Início » Gone in 70 seconds: Ben Shelton finishes bizarre match and finds the funny side | Wimbledon 2025

Gone in 70 seconds: Ben Shelton finishes bizarre match and finds the funny side | Wimbledon 2025

by Marcelo Moreira

When you’ve had to wait a whole night to finish your match, what’s another 70 seconds between friends? Three aces and an unreturnable kick serve did the job for Ben Shelton as he sealed his place in the third round at Wimbledon on Friday with a 6-2, 7-5, 6-4 win over Rinky Hijikata, the smile on his face a far cry from the understandable frustration he showed when the match was suspended late the previous evening.

The match had been controversially suspended at 9.29pm on Thursday night, with Shelton due to serve for victory.
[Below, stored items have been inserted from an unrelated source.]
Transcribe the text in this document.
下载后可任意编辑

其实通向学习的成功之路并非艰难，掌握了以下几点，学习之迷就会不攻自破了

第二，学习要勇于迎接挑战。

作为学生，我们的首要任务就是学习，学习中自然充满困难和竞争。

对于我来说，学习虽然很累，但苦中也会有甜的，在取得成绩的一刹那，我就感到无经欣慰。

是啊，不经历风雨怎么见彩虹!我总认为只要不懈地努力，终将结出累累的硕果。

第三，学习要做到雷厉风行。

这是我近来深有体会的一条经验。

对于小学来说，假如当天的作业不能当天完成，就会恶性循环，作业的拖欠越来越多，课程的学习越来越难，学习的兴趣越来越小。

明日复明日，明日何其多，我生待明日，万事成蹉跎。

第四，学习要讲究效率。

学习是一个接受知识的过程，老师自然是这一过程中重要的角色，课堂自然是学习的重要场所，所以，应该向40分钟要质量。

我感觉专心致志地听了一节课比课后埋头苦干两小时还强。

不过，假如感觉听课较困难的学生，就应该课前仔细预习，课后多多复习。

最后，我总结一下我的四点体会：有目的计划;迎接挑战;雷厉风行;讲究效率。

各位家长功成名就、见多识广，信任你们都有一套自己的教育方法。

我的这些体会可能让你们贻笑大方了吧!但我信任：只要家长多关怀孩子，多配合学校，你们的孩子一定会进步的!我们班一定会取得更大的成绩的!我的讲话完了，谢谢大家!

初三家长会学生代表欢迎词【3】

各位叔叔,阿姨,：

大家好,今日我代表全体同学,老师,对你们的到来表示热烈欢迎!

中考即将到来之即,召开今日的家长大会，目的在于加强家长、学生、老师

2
The two players had been in discussion with the umpire, Nacho Forcadell, earlier in the set to see if the match could be suspended because the court was becoming slippery, but the pair played on until the announcement was made at 5-4, prompting jeers from the crowd.

The All England Club told the Guardian that the match had been called off because of fading light, while Shelton said he had been given a “five-minute warning until the Hawk-Eye was going down”. “That was including the changeover, so [he said] there wouldn’t be enough time to complete the game. I was telling him, ‘I only need 60 seconds’. That’s kind of what my goal was when I went out there today.”

Shelton said the umpire had told him he did not want the line-calling system to go down in the middle of a game. “At that point I’m not as upset about that decision. It was a difficult decision that was forced because of what they did earlier.”

When the match was called off on Thursday night, the supervisor spread his arms as Shelton shaped to approach the umpire, blocking his path to the chair. “I don’t think that I ever get disrespectful on the court,” he said. “I try to get my point across. I guess when he saw a guy my size walking quickly towards the umpire, maybe he thought I was ready to throw hands or something. I definitely wasn’t.

“I guess maybe I should apologise to Nacho if he felt scared up in the chair. I was upset in the moment. I wanted to get my point across. I think he was just trying to kind of defuse and keep me away from Nacho. I got over it pretty quickly, and then we talked in the gym after. I just wanted to give them my thoughts about the situation. They gave me theirs on why everything happened. It didn’t really escalate. It probably looked more tense than it was, the whole holding back or staying in front of me. No, it was nothing.”

Ben Shelton speaks with officials after play was suspended due to darkness against Rinky Hijikata. Photograph: Mike Hewitt/Getty Images

Despite the brevity of action on Friday, Shelton said he had been ready to play two and a half sets if necessary and denied he had wanted to send a message by finishing things off so quickly.

“The only thing I was thinking about today was holding serve, how I was going to hold serve, and putting it in my mind that it was going to be tough and he was going to make every return, and I was going to have to come up with stuff from the baseline or the net,” he said.

“It ended up looking that way because of how it turned out, but that was not in my head at all. I wasn’t trying to do anything. I was just competing, trying to win the match.”

Shelton will play Marton Fucsovics next after the Hungarian beat Gael Monfils in five sets, in another match held over.